T-14 or Bust: What is it?
T-14 or bust mentality is what a lot of aspiring law students, especially from schools like Columbia, come in with. The T-14 is the top 14 law schools on the US News Report: Yale, Stanford, Harvard, UChicago, Columbia, NYU, UPenn, Michigan, Berkeley, UVA, Duke, Northwestern, Cornell, and Georgetown. Many people will ONLY consider these schools because of their relative ‘prestige,’ regardless of their eventual career goals. This is a really dumb approach.
If your career goals are hard to accomplish from schools outside of the T-14, it is completely fine to be T-14 or bust. It makes sense. Keep in mind, however, that goals aren’t really impossible from other schools, especially other schools that are still T-25 or T-50 or so. It’s just harder, because you will need to be more competitive among your class cohort. Fordham, for example, which is ranked #37, still has a bunch of each year’s cohort end up in NYC Big Law. This highlights the importance of REGION, once again. If you are admitted to Fordham and NYU, and get a huge scholarship to Fordham, but none to NYU, and money is tight, the decision shouldn’t be based on prestige, but rather on what your financial and career goals are. Do your research and figure out what the best option for YOU is. Don’t base your opinion purely on prestige, but keep in mind what that prestige might mean for your individual goals.

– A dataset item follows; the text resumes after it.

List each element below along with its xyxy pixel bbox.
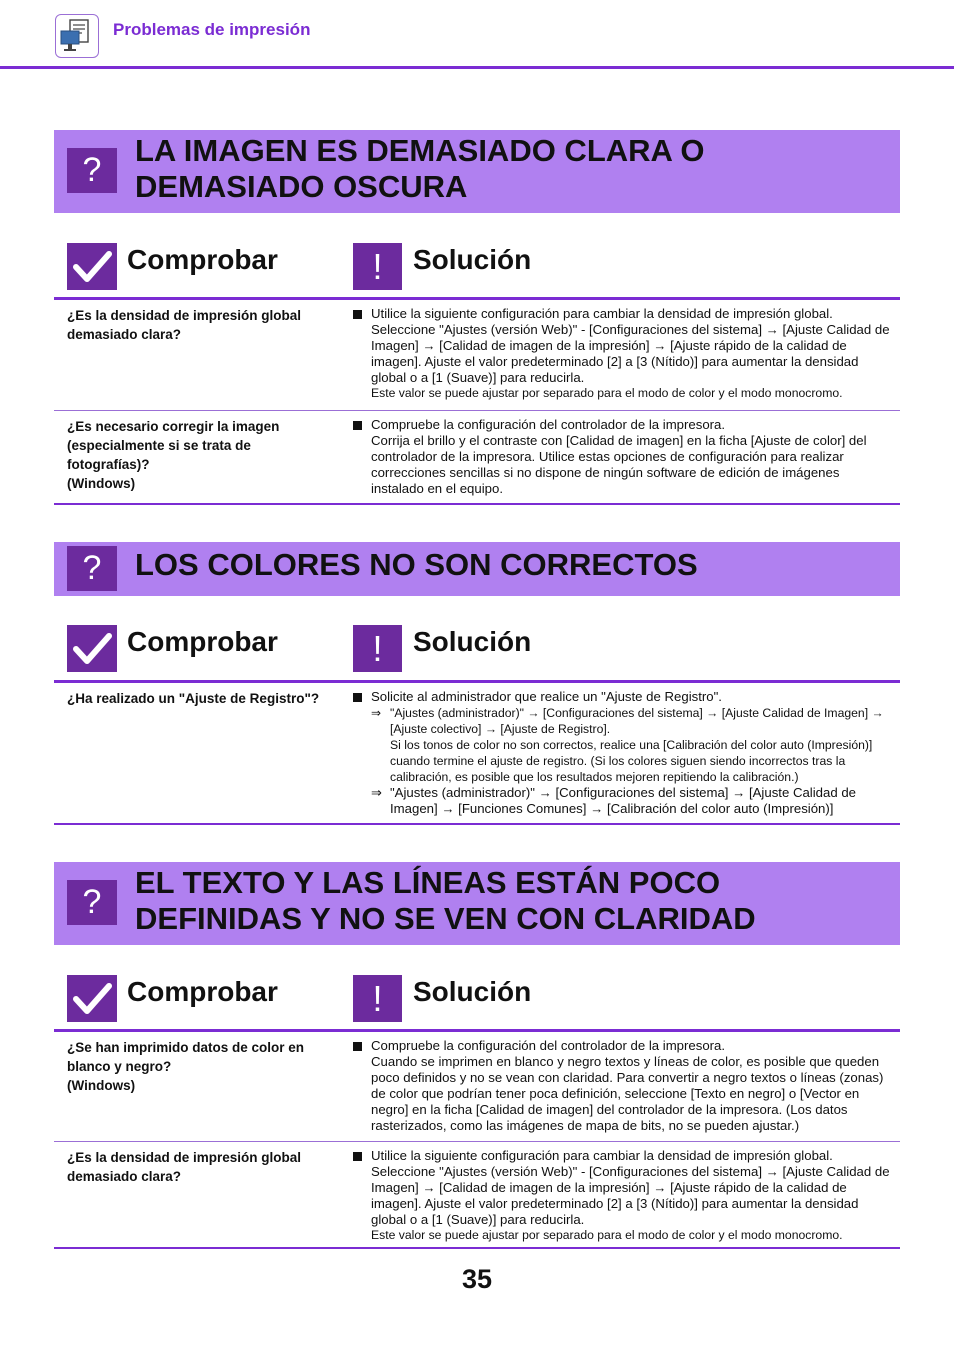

Image via this law school article that’s not as good as this one
3 Comments
@PostLawAlum The author clearly has no grasp of the current legal market. Even though it’s no longer as bad as 2010, if you do any research at all on NELP, you’ll see that firms have cut their classes significantly in addition to no offers becoming less taboo. This also led to more highly qualified candidates applying for govt and public interest positions. If you’re coming out from a school like Fordham, you need to be top quarter to get a big law associate position. Everyone thinks that they will end up there but numerically it’s just impossible. If you took on a large loan for law school, big law is your only shot at paying it off. Btw the federal rate of rejection for Public Interest Loan Forgiveness is at 99% this year and that’s something that every aspiring PI attorney should know about. Take it from me as a CU grad who attended an upper ranked T14, only go to law school if you’re truly committed to having a legal career. K-JDs will have a disproportionately harder time during OCI. Also research your law school’s LRAP program.
@neat author who is an undergrad giving legal career advice. cool.
@If you suck at crim law, are you even a lawyer?